Comment | File | Size | Author |
---|---|---|---|
#7 | drupal.form-cache-process-coupling.7.patch | 2.97 KB | sun |
#4 | form.remove_cache_process_coupling-800460-4.patch | 3.46 KB | effulgentsia |
form.remove_cache_process_coupling.patch | 2.62 KB | effulgentsia | |
Comments
Comment #1
rfaysubscribe. Thanks, effulgentsia.
Comment #2
Dries CreditAttribution: Dries commentedThis is a nice clean-up that improves consistency. At the same time, it might be puzzling, as people might find that their fields got 'eaten'?
Comment #3
effulgentsia CreditAttribution: effulgentsia commentedI agree, Let's consider the keys in question:
Which of these would a developer expect to be able to set from a form builder callback or a hook_form_alter()? Of those, for which (if any) does it make sense for the behavior to be different depending on whether the form was retrieved from cache or not? For the latter question, I think only 'temporary' could fit that bill. 'always_process' is an odd one in that it is somewhat incompatible with form caching anyway (its purpose is for simple GET forms where you don't want to pass things like 'form_build_id' in the query string). But for the other four, I think we really need to ask the question of whether we intend to allow developers to set them during a form builder callback / hook_form_alter() or not. If yes, we need to remove them from form_state_keys_no_cache(). If no, we need to document that clearly, so people aren't puzzled by their $form_state settings getting 'eaten'.
Comment #4
effulgentsia CreditAttribution: effulgentsia commentedFor anyone becoming concerned that the Form API was in danger of becoming understandable, here's a patch that adds a little more ugliness relative to the original one. It adjusts for #3.
Comment #5
effulgentsia CreditAttribution: effulgentsia commentedWhile this issue isn't critical, it touches on deep enough FAPI internals that I think it deserves the "D7 Form API challenge" tag, lest we forget about it.
Comment #6
sunNice code/docs ratio :)
Patch makes sense; not sure whether we can teach and transfer the same information in less words though.
Comment #7
sunIndeed quite hard to explain. Nevertheless, tried to shorten those docs. RTBC if you're OK with it.
Comment #8
Dries CreditAttribution: Dries commentedI re-read sun's version and it looked good to me. Committed to CVS HEAD.
Comment #9
sunThanks. Though re-reading this today, I could understand if eff slowly walks out of the room to tape is head and get that rambo knife ready to rumble..
*meshutsup*
Comment #10
fagoI wonder whether we should do this cleanup only when we check for the cache vs anytime? In which cases we should *not* do the cleanup?

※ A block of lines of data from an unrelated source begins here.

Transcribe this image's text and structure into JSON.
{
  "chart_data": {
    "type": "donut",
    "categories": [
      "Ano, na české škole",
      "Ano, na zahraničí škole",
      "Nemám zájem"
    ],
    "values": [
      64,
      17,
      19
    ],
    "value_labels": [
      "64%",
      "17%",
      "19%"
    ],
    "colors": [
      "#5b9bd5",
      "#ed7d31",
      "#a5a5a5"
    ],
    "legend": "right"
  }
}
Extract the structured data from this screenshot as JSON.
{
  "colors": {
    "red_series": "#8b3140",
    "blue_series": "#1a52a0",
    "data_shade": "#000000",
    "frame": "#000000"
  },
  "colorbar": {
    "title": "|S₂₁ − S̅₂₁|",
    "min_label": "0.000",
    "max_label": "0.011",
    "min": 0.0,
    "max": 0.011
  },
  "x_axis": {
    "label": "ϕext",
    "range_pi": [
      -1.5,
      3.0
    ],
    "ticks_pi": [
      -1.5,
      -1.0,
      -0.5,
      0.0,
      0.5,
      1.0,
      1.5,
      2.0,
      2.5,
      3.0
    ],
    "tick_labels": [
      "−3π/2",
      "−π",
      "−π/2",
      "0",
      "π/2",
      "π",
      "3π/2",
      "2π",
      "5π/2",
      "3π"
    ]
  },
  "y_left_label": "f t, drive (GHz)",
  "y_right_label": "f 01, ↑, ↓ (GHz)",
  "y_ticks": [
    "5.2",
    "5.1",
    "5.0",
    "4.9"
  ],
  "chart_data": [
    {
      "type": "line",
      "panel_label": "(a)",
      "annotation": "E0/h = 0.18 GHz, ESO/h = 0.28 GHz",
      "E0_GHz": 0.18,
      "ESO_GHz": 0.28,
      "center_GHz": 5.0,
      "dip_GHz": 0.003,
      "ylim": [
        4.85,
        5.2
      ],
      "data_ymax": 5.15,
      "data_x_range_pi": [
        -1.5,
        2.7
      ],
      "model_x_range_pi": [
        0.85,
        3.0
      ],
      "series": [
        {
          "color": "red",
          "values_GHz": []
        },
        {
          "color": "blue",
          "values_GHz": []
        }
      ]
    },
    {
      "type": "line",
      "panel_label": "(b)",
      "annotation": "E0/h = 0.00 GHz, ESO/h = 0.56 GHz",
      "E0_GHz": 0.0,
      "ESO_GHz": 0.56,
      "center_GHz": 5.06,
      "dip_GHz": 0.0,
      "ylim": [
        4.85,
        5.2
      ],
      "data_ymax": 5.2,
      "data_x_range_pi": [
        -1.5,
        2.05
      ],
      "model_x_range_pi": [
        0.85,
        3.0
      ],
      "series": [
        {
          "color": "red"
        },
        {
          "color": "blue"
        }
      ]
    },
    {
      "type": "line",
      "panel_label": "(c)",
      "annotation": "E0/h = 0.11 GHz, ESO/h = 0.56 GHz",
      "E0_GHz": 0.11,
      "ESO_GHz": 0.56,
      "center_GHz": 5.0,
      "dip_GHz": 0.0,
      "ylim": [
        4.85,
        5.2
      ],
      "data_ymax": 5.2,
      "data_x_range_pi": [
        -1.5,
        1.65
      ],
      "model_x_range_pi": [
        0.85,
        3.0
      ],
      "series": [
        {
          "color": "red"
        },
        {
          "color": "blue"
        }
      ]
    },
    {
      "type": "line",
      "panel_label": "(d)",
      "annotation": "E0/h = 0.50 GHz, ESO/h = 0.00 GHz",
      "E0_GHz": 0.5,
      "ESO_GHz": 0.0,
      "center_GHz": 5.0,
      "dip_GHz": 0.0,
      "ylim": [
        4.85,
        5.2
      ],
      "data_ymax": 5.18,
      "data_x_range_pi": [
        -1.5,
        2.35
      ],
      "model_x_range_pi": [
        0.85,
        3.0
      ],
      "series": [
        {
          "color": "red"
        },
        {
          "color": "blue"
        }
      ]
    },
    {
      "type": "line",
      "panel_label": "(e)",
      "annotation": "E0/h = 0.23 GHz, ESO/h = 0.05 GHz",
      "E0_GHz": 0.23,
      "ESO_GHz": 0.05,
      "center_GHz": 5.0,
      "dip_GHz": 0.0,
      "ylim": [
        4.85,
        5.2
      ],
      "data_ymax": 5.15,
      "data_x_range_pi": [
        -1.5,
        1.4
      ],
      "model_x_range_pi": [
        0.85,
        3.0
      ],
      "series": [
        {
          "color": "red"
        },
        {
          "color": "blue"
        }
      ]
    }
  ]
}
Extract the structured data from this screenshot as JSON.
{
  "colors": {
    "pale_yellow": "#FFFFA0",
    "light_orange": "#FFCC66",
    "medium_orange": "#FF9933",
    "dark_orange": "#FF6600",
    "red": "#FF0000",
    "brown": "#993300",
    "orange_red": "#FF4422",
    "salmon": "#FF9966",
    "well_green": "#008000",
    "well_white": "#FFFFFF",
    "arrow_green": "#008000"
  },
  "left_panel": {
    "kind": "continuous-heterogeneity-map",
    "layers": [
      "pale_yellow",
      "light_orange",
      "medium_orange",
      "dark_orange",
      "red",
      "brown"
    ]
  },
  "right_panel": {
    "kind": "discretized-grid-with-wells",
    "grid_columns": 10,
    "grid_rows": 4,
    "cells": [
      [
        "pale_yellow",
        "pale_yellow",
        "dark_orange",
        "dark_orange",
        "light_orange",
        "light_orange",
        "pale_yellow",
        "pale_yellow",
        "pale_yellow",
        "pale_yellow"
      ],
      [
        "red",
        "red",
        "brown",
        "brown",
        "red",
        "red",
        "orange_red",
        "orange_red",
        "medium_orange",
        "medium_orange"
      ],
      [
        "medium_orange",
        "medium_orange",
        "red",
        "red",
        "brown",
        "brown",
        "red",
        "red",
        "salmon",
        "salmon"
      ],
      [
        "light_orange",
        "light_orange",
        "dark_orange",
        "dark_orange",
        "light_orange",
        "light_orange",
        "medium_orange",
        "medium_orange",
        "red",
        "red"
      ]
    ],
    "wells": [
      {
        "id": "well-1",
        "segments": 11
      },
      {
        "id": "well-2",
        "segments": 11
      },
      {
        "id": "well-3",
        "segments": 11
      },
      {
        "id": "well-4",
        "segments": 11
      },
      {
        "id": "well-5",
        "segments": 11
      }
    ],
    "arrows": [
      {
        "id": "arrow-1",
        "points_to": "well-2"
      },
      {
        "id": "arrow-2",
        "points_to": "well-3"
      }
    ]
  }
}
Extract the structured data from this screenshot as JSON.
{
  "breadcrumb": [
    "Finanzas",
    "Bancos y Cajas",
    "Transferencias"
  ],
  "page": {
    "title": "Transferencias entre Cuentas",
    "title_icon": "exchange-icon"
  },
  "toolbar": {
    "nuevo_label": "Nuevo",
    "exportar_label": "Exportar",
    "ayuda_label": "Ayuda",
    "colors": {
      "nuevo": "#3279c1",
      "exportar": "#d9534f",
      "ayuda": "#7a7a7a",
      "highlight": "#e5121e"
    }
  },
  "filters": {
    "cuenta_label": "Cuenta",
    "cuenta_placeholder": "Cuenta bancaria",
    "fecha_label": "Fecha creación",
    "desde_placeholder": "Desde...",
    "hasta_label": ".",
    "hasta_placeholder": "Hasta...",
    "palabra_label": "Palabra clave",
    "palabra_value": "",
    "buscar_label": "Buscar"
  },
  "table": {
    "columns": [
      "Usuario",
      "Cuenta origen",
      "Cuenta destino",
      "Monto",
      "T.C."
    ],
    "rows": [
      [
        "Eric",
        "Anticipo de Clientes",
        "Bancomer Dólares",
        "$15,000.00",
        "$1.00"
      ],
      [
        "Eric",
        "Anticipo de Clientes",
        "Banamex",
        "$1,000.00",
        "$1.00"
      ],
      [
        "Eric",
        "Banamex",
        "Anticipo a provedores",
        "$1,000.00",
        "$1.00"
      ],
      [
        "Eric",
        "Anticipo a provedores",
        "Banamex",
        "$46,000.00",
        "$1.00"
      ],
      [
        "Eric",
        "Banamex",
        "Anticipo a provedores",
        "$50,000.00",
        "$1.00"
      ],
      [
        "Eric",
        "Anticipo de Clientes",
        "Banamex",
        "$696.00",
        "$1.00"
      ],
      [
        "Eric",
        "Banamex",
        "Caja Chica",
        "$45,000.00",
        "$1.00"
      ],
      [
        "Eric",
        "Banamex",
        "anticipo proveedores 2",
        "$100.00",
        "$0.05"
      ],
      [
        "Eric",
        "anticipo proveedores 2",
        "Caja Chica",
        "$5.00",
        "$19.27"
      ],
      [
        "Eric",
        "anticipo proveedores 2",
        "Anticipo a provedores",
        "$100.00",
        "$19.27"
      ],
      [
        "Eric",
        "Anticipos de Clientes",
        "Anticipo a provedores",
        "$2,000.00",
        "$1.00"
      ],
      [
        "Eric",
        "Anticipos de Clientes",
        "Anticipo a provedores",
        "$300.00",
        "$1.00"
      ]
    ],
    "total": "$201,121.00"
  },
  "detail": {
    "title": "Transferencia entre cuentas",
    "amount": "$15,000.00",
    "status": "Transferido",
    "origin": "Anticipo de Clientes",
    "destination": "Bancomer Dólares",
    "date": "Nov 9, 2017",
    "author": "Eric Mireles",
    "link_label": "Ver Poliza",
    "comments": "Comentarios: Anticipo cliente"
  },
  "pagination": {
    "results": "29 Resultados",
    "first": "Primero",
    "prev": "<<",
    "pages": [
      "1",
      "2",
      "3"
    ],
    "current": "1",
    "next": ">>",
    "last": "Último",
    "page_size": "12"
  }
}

As of now the code doesn't do the cleanup the first time the form is built, what makes a different form state for the form processing / after build handlers.
Comment #12
c960657 CreditAttribution: c960657 commentedThis left the code out of sync with the documentation. See #1493222: Documentation incorrectly says that $form_state['redirect'] can be set from form builder function for follow-up.